8Iterating Within a Conversation

One of Claude's most powerful features is that it remembers everything within a conversation. After running any of the prompts above, you can follow up with refinement requests without repeating the original data. This is called iterative prompting.

After running…You can follow up with…
Title Tag Reviewer"Rewrite the bottom 5 titles again, this time making them more question-based to target featured snippets."
Screaming Frog Prioritiser"Focus only on the Critical items. Write a developer brief for each one with specific acceptance criteria."
Schema Reviewer"Now add FAQ schema to the corrected version using these Q&As: [paste Q&As]"
Content Gap Analyser"For the top 3 quick wins, write a one-paragraph content brief outline."
GSC Interpreter"Turn the Recommended Focus Areas into a slide-ready bullet point summary for a client presentation."

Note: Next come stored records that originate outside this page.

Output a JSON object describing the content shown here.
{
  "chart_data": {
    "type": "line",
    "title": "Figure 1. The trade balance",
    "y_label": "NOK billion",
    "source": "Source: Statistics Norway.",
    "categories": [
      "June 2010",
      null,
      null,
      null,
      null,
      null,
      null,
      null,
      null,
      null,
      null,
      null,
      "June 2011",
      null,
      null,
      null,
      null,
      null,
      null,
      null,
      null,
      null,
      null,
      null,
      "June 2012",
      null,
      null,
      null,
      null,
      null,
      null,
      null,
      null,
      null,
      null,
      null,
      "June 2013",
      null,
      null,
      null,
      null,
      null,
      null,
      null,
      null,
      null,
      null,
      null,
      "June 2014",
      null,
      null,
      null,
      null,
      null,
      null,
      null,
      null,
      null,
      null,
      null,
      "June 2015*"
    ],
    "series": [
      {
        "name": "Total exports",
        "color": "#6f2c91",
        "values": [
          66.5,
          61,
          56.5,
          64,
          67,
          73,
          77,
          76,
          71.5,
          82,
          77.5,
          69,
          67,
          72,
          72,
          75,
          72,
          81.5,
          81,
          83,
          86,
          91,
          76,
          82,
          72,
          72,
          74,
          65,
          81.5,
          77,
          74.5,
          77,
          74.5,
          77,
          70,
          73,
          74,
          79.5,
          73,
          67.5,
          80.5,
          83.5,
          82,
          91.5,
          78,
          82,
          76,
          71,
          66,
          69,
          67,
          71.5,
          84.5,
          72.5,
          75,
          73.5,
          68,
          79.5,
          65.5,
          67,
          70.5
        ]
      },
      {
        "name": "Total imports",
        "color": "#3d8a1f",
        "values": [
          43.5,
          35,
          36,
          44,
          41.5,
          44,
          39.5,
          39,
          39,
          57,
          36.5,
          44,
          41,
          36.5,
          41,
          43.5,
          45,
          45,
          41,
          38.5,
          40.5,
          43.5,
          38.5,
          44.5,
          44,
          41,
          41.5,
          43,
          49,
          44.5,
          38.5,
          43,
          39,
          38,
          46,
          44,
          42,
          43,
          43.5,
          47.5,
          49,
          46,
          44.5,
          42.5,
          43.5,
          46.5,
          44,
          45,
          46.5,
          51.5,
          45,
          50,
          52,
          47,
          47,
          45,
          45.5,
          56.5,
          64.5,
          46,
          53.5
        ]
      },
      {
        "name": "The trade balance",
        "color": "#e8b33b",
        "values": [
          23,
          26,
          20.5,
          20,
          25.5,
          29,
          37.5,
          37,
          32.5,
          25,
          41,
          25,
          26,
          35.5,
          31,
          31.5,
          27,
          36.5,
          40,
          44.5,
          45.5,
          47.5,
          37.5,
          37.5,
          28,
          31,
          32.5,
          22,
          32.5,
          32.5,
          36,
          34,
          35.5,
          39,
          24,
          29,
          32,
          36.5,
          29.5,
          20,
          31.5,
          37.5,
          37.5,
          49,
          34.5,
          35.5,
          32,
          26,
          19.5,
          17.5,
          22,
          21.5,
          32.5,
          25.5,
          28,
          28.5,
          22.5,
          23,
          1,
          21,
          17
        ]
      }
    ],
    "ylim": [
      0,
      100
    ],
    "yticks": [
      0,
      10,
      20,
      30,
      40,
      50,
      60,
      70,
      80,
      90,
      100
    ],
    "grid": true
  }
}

Conversation context tip: Claude remembers all the data you pasted earlier in the conversation. You never need to paste it again. Just refer to it naturally: "From the data I shared earlier…" or "Looking at the title tags above…"

9Practice Exercises

✏️ Exercise 1 — Run the Title Tag Reviewer

Use Prompt #1 with real data from one of your clients:

  1. Export 10–20 title tags from Screaming Frog or pull them manually
  2. Fill in the [INDUSTRY] and [TARGET AUDIENCE] placeholders
  3. Run the prompt and review the output table
  4. Follow up: "Rewrite the three lowest-scoring titles again, this time emphasising [specific value prop]"
  5. Note: does the output quality change if you remove the role definition at the start?
✏️ Exercise 2 — Build one custom library prompt

Identify a repetitive task in your own workflow that isn't covered above, and build a prompt for it:

  1. Pick a task you do at least once a week (e.g. hreflang audits, redirect mapping, outreach email drafts)
  2. Write a first-draft prompt using the RRCF structure from Tutorial 1
  3. Test it 3 times with different inputs and note where it fails or produces weak output
  4. Refine it based on what you observe — add constraints, better format instructions, or examples
  5. Share it with a colleague and ask them to test it — can they use it without asking you questions?
✏️ Exercise 3 — Store the library in a Project

Set up a shared "Prompt Library" Claude Project for your team:

  1. Create a new Project in Claude called "Agency Prompt Library"
  2. In the Project Instructions, paste all 6 prompts from this tutorial as a reference document
  3. Add a note at the top explaining what each prompt is for and when to use it
  4. Invite your team members to the Project
  5. Run a 15-minute team session where everyone tests one prompt they haven't used before

10Summary

📚
6 Ready Prompts
Title tags, crawl audits, schema, client comms, content gaps, GSC analysis
🔁
Iterate, Don't Repeat
Follow up within the same conversation — Claude remembers your data
🤝
Share the Library
Store prompts in a shared Project so the whole team benefits

Key takeaway: These 6 prompts should save your team several hours per week collectively. The real multiplier comes when the whole team is using the same refined templates — consistent quality, faster delivery, and a shared standard for what "good output" looks like.